$8 billion for ‘community career centers’

An $8 billion Community College to Career Fund will reward colleges that partner with local employers to train 2 million workers for high-demand, well-paying jobs in advanced manufacturing, information technology, health care and “green” tech. That’s if President Obama persuades Congress to pass his budget.  In a speech at Northern Virginia Community College yesterday, the president linked “America’s comeback” to investing in education.  “We can’t just cut our way into growth,” he said.

A key component of the community college plan would institute “pay for performance” in job training, meaning there would be financial incentives to ensure that trainees find permanent jobs – particularly for programs that place individuals facing the greatest hurdles getting work. It also would promote training of entrepreneurs, provide grants for state and local government to recruit companies, and support paid internships for low-income community college students.

Despite the recession, some high-tech industries report shortages of skilled workers. As the economy recovers and baby boomers retire, there will be 2 million job openings in manufacturing through 2018, according to the Center on Education and the Workforce at Georgetown.
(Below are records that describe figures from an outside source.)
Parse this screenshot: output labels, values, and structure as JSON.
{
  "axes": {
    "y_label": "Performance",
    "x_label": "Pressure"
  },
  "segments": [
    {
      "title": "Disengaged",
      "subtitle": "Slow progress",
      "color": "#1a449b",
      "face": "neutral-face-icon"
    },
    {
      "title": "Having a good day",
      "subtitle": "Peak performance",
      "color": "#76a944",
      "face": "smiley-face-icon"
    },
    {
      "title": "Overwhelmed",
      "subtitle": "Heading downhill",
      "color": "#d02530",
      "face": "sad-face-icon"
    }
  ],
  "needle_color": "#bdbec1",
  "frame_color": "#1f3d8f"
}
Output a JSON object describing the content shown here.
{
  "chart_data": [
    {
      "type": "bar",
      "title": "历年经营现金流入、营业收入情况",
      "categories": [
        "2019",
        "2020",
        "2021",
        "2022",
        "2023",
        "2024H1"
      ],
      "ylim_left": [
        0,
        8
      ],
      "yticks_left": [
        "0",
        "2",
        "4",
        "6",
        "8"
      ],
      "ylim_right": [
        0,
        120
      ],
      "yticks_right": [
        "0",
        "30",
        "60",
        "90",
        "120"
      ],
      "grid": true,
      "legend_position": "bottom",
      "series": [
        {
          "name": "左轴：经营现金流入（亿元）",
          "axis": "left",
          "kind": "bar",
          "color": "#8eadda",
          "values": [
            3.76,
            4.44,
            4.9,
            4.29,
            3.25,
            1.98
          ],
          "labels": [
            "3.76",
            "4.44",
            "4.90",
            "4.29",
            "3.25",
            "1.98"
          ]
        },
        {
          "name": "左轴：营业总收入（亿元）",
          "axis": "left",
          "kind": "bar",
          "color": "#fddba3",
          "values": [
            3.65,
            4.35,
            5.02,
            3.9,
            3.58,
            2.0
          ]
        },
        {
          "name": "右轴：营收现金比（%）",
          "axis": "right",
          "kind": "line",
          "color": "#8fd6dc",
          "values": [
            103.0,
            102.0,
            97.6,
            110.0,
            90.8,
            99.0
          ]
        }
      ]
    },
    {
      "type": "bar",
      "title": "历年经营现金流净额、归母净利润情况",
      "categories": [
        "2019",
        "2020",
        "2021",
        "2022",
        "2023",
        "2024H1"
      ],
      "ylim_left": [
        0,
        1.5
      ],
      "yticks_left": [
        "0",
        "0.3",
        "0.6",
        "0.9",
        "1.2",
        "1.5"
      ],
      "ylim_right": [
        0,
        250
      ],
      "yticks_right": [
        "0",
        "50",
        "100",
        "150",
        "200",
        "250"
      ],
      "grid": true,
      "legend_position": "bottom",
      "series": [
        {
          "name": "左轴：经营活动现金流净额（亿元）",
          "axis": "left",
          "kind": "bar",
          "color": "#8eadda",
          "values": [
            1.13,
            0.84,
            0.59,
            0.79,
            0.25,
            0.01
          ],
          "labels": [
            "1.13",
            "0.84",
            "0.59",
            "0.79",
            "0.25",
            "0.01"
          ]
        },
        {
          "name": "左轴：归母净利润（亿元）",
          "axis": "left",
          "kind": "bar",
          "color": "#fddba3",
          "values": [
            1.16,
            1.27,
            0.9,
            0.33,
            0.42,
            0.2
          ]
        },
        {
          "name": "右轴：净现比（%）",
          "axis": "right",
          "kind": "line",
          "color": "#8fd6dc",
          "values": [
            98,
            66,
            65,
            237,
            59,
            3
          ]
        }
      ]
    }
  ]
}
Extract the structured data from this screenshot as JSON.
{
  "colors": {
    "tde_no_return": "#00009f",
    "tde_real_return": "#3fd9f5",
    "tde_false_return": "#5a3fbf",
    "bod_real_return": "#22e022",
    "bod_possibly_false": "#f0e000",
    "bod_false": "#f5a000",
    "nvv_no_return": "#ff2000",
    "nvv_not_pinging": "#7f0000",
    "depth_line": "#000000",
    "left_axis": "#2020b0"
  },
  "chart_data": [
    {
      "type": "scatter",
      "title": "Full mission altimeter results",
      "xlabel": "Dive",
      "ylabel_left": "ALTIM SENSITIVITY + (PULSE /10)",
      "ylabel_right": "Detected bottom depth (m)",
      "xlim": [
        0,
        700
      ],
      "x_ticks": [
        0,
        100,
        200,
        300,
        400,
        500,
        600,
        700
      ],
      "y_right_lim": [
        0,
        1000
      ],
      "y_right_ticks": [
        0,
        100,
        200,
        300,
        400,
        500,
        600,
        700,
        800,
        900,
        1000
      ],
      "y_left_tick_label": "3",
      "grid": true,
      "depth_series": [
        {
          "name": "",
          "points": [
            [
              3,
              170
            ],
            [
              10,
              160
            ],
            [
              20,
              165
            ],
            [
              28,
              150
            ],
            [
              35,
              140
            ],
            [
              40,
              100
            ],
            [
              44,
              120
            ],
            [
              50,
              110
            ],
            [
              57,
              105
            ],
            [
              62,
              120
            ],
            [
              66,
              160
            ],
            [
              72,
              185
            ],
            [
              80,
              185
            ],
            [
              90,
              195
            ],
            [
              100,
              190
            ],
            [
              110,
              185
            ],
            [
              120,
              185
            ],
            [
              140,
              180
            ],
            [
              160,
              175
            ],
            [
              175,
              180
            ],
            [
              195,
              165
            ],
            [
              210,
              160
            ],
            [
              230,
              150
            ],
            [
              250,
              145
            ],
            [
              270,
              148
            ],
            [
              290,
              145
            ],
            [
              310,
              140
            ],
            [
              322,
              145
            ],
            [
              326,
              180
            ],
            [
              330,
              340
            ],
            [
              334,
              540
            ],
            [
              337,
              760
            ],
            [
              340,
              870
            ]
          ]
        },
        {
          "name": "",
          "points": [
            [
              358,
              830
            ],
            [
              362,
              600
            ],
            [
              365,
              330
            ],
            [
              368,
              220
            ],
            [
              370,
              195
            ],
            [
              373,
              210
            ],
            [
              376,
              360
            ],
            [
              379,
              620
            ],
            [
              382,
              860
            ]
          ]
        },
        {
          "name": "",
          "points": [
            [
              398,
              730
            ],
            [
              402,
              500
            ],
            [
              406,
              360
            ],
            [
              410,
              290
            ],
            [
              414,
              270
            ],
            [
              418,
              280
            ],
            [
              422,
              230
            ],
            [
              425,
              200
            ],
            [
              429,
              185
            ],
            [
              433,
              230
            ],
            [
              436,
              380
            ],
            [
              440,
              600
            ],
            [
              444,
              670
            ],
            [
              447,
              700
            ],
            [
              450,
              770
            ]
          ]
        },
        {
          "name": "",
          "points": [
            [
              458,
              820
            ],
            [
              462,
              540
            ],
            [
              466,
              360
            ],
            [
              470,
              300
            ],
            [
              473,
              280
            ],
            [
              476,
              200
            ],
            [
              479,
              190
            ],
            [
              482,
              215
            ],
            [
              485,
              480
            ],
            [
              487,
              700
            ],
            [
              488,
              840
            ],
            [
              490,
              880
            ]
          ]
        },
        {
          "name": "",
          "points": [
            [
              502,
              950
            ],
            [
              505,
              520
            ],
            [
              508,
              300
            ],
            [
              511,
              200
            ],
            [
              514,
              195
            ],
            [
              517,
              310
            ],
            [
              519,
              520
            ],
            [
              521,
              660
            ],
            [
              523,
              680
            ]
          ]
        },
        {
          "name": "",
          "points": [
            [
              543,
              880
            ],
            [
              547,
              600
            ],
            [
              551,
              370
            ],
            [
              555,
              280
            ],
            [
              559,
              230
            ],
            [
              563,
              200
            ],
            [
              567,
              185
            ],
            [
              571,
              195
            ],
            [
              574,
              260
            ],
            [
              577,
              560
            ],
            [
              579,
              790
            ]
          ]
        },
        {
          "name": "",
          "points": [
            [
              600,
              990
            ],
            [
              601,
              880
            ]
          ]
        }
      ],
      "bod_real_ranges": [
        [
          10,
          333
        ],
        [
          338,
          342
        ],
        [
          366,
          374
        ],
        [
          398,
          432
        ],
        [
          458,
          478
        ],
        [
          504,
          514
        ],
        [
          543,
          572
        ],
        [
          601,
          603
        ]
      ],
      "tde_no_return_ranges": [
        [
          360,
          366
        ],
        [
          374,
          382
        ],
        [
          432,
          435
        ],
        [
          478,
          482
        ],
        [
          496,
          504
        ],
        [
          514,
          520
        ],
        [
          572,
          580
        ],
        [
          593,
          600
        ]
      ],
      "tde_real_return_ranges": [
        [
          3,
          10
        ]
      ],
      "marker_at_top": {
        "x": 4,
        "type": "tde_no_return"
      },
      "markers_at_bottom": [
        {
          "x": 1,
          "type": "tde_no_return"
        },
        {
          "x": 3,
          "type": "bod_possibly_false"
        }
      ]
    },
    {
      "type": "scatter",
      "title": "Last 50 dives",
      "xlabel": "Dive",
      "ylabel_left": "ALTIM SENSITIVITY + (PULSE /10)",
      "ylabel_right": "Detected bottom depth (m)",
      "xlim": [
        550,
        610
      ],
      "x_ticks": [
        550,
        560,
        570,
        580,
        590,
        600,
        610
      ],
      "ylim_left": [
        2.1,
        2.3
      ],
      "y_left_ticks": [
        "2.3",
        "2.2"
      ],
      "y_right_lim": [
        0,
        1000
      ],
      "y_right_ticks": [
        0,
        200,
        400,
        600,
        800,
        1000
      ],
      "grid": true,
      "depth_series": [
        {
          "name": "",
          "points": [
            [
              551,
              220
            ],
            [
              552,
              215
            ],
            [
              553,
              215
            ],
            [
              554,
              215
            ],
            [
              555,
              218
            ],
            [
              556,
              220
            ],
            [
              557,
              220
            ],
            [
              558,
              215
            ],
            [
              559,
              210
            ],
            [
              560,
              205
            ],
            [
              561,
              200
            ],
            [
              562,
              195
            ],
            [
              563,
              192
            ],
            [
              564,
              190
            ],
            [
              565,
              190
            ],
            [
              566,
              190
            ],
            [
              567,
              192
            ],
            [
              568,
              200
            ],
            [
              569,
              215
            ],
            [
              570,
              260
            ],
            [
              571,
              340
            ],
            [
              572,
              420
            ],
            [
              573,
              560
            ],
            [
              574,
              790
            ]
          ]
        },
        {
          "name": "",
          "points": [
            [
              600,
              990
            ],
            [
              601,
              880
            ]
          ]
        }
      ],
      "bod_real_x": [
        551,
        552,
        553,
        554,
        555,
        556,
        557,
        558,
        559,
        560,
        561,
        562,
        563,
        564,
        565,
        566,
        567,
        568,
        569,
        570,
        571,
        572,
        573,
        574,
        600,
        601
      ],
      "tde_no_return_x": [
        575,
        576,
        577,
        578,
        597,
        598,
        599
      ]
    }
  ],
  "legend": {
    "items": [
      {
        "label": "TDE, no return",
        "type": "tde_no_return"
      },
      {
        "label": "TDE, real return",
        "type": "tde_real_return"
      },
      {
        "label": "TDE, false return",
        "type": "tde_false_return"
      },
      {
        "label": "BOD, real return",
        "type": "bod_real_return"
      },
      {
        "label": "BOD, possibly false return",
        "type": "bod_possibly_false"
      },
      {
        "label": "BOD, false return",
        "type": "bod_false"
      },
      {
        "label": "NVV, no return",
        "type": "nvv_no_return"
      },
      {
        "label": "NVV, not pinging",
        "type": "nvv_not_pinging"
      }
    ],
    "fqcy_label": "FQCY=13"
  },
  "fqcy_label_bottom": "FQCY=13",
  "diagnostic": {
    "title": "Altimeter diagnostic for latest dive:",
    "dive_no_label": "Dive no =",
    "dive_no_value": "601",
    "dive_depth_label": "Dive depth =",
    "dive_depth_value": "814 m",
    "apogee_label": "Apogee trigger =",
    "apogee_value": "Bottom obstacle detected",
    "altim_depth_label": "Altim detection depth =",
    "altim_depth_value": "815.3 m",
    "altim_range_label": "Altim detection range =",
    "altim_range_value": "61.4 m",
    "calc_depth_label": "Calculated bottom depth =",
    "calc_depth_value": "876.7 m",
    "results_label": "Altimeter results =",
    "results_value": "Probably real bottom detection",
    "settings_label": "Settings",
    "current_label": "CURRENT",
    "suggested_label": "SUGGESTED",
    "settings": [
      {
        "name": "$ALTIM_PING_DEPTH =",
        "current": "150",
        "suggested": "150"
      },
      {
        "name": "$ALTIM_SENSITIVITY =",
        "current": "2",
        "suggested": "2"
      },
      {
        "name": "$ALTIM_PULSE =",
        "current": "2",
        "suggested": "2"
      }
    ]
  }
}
But there’s a catch, reports AP.

. . . these types of jobs frequently require the ability to operate complicated machinery and follow detailed instructions, as well as some expertise in subjects like math and statistics.

. . . Mark Schneider, the former U.S. commissioner of education statistics who now serves as vice president at the American Institutes for Research, said there’s no doubt that high-tech companies need skilled workers. But he said there are challenges with leaning heavily on community colleges. Many students enter community colleges lacking math skills. The sophisticated equipment needed for training is expensive, and there’s little known about the effectiveness of individual community colleges programs across the country, he said.

In particular, “green” job training programs have produced disappointing results.

Community colleges have been partnering with industry on job training for many years. “Community colleges understand the needs of local employers,” said Labor Secretary Hilda Solis in a White House press conference yesterday. The fund would allow colleges to hire staff, buy equipment and develop curriculum, she said.  (I wanted to ask why taxpayers should fund training for employers, but I was too far back in the phone queue.)

“We will give community colleges the resources they need to become community career centers,” said Education Secretary Arne Duncan, echoing President Obama’s line from the State of the Union speech.  We will create “an America built to last,” said Duncan. Also “an economy built to last.” And a workforce “built to last.”

President Obama’s past budgets have been “rife with unfilled promises” to community colleges, notes Inside Higher Ed.